Planck is scheduled to be launched on May 14, 2009, from Kourou, French Guiana, on board the same Ariane 5 rocket that will carry the Herschel Space Observatory. The satellite will be deployed about 1.5 million kilometres from Earth where it will orbit around the second Lagrange point L2 (a stable point in space). This is one of five areas distant from the Earth where the effects of gravity are nearly eliminated, allowing the telescope to float and manoeuvre with minimal interference. Planck originated from two earlier missions with similar science goals and was renamed in honour of German physicist Max Planck (founder of quantum theory and winner of the 1918 Nobel Prize in Physics).

Planck is equipped with a powerful telescope and two instruments operating at radio to sub-millimetre wavelengths. The 1.5-metre telescope will focus radiation from the sky onto two arrays of sensitive radio detectors: the Low Frequency Instrument and the High Frequency Instrument. Together they will measure the temperature of the Cosmic Microwave Background over the sky, searching for regions that are slightly warmer or colder than the average.

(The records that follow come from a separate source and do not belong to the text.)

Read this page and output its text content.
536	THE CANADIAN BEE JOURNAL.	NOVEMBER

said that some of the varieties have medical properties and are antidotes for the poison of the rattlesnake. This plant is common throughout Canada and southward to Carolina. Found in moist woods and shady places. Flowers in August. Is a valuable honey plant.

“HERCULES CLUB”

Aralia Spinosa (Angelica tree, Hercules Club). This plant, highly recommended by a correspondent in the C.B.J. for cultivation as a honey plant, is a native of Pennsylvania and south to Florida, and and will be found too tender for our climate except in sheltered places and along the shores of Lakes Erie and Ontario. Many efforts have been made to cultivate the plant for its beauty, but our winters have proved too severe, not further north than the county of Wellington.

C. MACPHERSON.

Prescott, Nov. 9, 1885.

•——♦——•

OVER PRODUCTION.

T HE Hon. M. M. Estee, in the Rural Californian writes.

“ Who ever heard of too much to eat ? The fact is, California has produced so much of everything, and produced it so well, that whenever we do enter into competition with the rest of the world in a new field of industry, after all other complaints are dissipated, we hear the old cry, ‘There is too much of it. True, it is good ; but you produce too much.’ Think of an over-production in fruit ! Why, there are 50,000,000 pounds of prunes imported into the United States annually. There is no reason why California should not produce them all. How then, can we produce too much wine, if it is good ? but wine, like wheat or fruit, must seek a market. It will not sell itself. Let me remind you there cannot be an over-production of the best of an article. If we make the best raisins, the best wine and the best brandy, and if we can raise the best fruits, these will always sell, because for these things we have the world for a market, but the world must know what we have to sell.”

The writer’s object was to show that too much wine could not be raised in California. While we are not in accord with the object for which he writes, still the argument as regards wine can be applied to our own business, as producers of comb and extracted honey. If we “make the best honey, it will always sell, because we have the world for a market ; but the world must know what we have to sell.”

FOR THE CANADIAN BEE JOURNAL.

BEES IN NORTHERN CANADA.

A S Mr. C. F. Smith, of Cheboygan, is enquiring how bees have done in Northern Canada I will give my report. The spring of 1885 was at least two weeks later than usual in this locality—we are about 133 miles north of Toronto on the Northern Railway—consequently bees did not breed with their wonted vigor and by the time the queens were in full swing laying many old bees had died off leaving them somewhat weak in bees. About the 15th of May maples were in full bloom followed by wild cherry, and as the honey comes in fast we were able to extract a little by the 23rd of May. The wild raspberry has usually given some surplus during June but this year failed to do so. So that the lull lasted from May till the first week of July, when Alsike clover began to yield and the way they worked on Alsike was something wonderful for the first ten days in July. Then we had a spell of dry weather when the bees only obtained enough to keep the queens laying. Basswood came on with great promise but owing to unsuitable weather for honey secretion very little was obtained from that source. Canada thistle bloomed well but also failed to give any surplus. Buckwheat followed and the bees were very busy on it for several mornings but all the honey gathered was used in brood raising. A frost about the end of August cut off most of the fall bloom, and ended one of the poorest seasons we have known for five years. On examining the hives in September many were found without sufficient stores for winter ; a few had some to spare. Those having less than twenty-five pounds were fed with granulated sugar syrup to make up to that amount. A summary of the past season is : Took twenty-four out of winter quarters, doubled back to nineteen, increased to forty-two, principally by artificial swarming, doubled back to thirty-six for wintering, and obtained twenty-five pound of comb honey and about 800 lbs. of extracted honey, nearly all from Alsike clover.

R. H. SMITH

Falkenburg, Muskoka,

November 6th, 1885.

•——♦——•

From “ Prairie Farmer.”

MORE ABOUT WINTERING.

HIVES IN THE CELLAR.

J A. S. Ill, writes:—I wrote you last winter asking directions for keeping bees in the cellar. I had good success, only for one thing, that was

The LFI and the HFI will complement each other to analyze the light gathered during the two complete microwave surveys of the sky. Routine observations are planned to last 15 months (enough to survey the whole sky twice over); a mission extension of about one year is possible.

The two cameras will cover different areas of the light spectrum. The LFI will operate like a transistor radio and the HFI will convert the electromagnetic radiation into heat for subsequent analysis. A sophisticated cryogenic system keeps their detectors at temperatures close to absolute zero.

Canada's Contribution

Canada joins an international consortium lead by the European Space Agency for the Planck Space Telescope. The Canadian Space Agency's investment of $4 million will allow Canadian researchers to join the teams of scientists who will spend years analyzing the data and answering fundamental questions about cosmic origins.

Canada contributed to both the LFI and HFI, the two instruments on Planck, mainly through development of sophisticated analysis software for studying the complex data streams from the satellite. The software was designed in parallel by the University of British Columbia for LFI and the University of Toronto for HFI, both funded by the Canadian Space Agency.

Professor Douglas Scott of the University of British Columbia is leading the Canadian LFI team. The HFI team is led by Professor J. Richard Bond of the University of Toronto. The Canadian teams have spent more than a decade working with their international colleagues to plan for the Planck mission, and will be directly involved in using the data to answer some of the biggest questions in the Universe.